In riferimento alla diversa fattispecie della servitù di passaggio, ad esempio, essa è considerata apparente (e, dunque, usucapibile) solo laddove vi sia un tracciato specificamente a ciò destinato.
Ancora, proprio con riferimento alla servitù di parcheggio, si è affermato che l’apparenza deve dipendere dalle oggettive caratteristiche dell’opera e non dal modo in cui questa è utilizzata (Cass. 15334/2009).
Con esclusivo riferimento al caso in commento la Corte, nel cassare la sentenza impugnata, delinea anche le fasi del procedimento interpretativo volto a comprendere se la volontà dei contraenti era quella di costituire una servitù o, viceversa, un diverso diritto personale di godimento.

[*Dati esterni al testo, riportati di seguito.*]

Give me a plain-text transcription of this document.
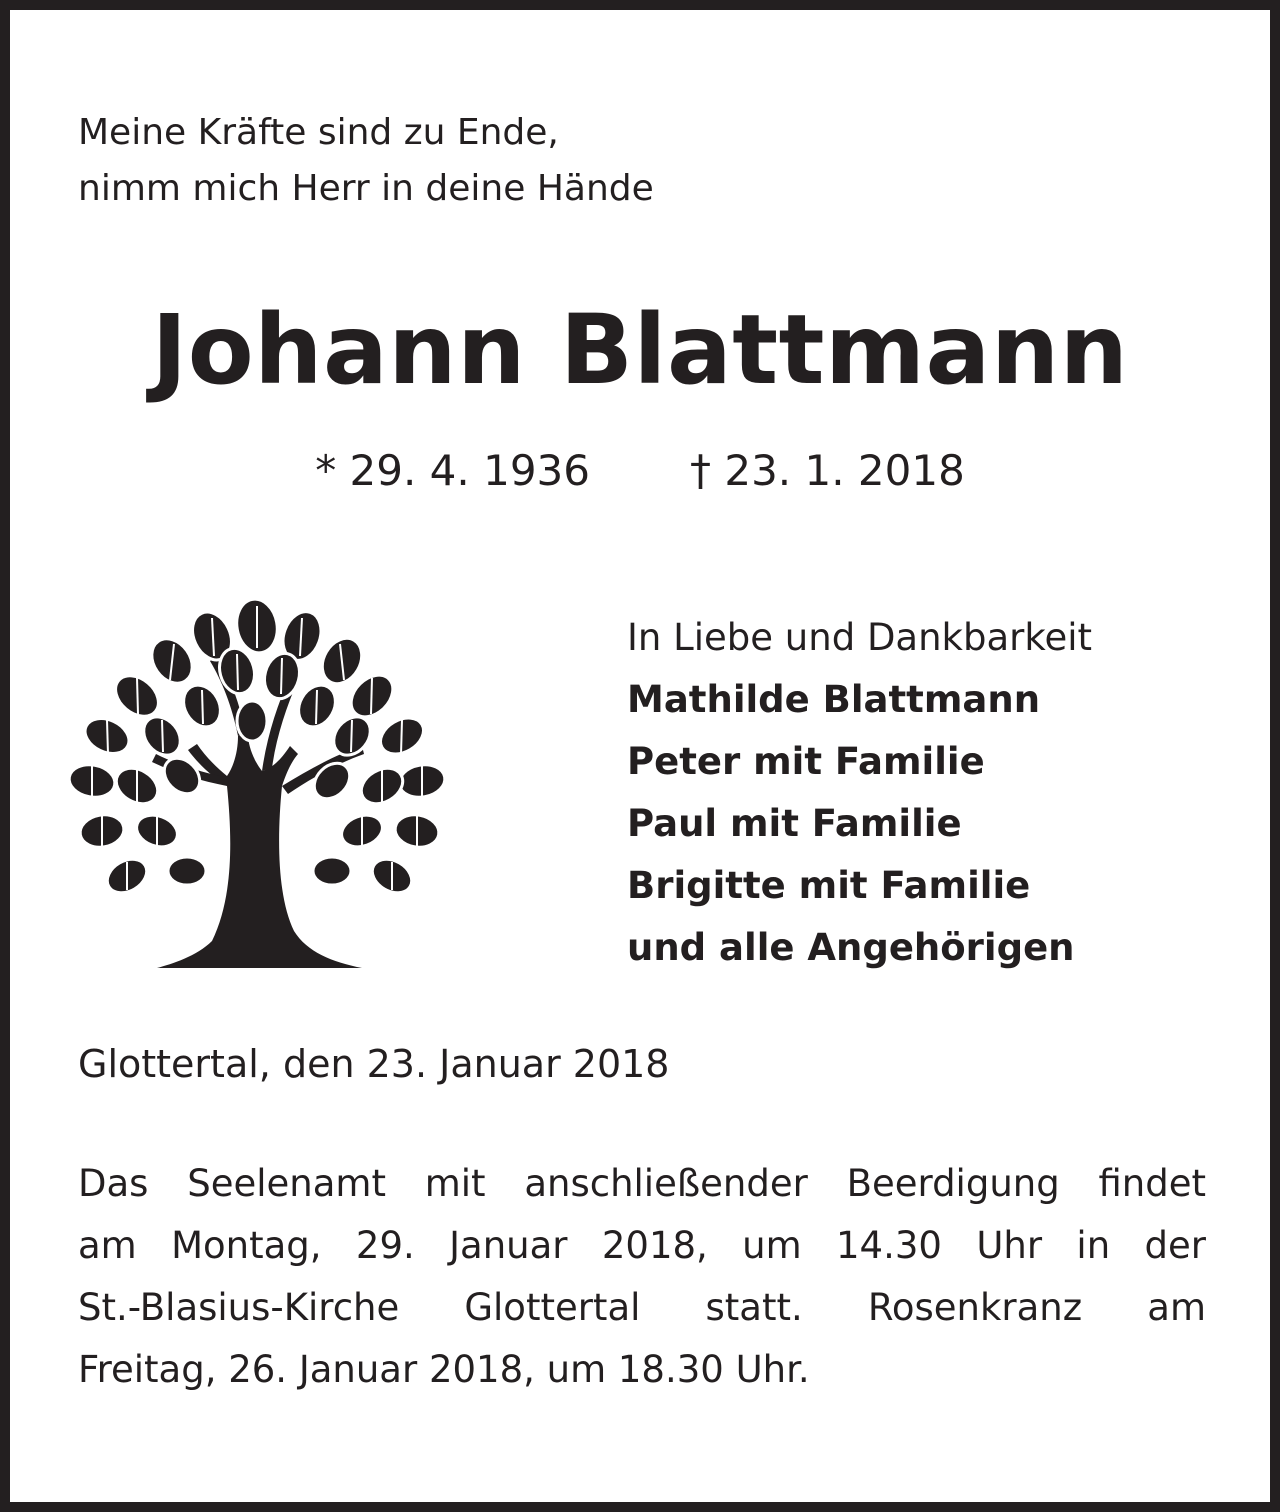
Meine Kräfte sind zu Ende,
nimm mich Herr in deine Hände
Johann Blattmann
* 29. 4. 1936 † 23. 1. 2018
In Liebe und Dankbarkeit
Mathilde Blattmann
Peter mit Familie
Paul mit Familie
Brigitte mit Familie
und alle Angehörigen
Glottertal, den 23. Januar 2018
Das Seelenamt mit anschließender Beerdigung findet
am Montag, 29. Januar 2018, um 14.30 Uhr in der
St.-Blasius-Kirche Glottertal statt. Rosenkranz am
Freitag, 26. Januar 2018, um 18.30 Uhr.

La qualificazione giuridica, si legge in sentenza, consta di due momenti:
Per concludere, la Cassazione, non ritiene necessario, probabilmente perché non chiamata a decidere su quell’esclusivo aspetto, rimettere alle Sezioni Unite la questione – preliminare – della ammissibilità della servitù di parcheggio, limitandosi a risolvere il caso concreto e contribuendo, allo stesso tempo, ad acuire il contrasto giurisprudenziale sul punto.